The turtle team conducts an inventory of the hatchlings about three days after the boil, and places them inside a red bucket for counting. That way they can determine if all of the babies are accounted for. Some will have already made their trek to the sea, but a few might remain in the nest.
“It’s really cool!” adds Kelly. “…It’s very common to see three little babies going towards the water. They kind of straggle a little. They don’t all go at once.”
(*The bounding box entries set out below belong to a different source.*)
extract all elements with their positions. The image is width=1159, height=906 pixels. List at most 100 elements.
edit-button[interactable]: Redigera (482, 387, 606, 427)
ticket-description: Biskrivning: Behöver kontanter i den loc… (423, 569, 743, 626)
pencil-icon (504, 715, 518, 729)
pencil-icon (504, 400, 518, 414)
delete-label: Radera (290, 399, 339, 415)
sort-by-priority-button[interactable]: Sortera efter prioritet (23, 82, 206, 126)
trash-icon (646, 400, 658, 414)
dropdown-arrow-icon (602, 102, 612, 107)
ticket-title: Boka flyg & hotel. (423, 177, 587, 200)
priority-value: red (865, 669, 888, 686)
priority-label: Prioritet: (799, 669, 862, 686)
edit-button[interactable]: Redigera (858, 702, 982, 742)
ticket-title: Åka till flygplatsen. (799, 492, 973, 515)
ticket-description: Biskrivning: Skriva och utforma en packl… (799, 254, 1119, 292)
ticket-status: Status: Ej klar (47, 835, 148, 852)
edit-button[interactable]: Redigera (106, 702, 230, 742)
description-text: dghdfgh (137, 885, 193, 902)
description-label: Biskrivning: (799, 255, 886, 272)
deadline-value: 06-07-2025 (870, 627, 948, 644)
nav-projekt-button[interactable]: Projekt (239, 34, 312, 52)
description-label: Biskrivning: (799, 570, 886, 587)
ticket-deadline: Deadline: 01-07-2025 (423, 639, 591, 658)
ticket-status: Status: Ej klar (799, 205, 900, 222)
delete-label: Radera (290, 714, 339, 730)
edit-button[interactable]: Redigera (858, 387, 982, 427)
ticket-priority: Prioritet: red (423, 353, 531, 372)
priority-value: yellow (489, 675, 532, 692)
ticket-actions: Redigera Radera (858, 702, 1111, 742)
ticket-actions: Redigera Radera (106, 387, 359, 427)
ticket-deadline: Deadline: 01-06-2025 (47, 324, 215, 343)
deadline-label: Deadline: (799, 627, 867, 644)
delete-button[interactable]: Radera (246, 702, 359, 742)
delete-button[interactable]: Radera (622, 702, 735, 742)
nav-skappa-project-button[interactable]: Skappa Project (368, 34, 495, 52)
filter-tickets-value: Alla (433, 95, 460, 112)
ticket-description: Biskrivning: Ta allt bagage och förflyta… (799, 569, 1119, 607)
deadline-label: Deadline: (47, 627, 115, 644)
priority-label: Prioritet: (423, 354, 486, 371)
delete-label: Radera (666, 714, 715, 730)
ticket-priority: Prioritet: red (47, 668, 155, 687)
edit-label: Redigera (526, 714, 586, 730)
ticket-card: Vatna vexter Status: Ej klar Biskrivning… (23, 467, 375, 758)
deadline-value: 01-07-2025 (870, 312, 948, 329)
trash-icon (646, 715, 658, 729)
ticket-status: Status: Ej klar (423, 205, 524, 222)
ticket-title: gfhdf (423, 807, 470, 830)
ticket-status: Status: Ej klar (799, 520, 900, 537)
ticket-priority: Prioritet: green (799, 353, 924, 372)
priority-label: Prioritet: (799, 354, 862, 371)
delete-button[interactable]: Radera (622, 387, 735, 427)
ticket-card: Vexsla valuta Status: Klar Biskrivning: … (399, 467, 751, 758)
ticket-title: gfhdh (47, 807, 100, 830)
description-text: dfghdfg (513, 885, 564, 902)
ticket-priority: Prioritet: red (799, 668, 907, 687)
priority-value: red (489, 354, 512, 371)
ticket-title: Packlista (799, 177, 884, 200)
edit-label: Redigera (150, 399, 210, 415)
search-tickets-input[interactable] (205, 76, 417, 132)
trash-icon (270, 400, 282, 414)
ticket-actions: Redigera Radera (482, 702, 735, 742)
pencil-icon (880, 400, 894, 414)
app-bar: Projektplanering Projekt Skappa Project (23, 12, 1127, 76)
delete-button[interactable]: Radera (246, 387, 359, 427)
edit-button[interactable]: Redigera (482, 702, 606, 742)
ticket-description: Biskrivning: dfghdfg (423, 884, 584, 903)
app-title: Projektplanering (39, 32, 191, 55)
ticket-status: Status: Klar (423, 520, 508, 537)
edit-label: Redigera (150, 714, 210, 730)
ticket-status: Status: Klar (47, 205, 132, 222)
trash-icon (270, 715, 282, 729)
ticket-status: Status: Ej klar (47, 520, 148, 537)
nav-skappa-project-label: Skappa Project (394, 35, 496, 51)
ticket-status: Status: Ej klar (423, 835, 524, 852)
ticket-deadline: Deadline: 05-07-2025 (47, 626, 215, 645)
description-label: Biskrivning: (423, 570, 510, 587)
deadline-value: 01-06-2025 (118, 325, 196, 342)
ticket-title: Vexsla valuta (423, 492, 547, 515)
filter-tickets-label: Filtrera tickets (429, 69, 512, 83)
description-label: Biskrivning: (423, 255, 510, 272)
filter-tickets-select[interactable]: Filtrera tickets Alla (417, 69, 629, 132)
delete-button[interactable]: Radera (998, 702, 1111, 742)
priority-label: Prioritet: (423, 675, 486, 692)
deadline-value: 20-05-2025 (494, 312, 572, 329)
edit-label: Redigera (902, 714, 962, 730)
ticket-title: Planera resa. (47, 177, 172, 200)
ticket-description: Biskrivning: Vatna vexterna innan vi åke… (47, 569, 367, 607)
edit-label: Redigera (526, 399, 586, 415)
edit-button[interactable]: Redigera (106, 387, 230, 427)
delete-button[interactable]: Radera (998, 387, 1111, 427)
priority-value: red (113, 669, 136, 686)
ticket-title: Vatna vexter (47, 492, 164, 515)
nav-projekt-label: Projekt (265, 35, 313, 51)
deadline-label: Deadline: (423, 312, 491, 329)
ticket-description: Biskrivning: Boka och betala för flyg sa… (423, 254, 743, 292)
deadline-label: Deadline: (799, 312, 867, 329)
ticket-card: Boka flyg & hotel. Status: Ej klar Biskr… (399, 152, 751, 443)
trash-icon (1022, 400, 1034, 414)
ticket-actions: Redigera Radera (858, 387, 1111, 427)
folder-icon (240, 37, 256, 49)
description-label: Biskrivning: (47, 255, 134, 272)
“They’re just a little bit bigger than your toe and they release them into the ocean,” says Kerrie. “It’s amazing…They are fascinating creatures.”
Kerrie and Kelly, who often bring their children along, say they have learned a tremendous amount about turtles since joining the volunteer beach patrol. “Momma turtles,” explains Kerrie, “can nest up to six times a season, laying a total of 600 to 800 eggs.”
“They then take a year or two off and then they can start nesting again,” she adds. “She doesn’t come back to the nest once the eggs are laid.”
But that’s where the turtle team volunteers come in, to make sure everything goes exactly as planned for the hatchlings’ journey. Last year, there were some 4,628 turtle nests documented in South Carolina, with a total of 68 on Isle of Palms and Sullivan’s Island.
Like protective parents, Kerrie and Kelly take their jobs watching over turtle eggs very seriously. Come August, when the Daniel Island friends gather to see the hatchlings from today’s nest discovery make their way to the water, they will surely reflect on their contributions to the process. And every early morning they gave to the cause, patrolling the beach while wiping sleep from their eyes, will be well worth the time.
“I love the whole experience,” says Kelly, on the drive back to Daniel Island after their eventful morning. “I feel like I am really taking advantage of what’s here…For us, it’s about teaching our children, showing them how to take care of what’s around you, and appreciating what’s around you.”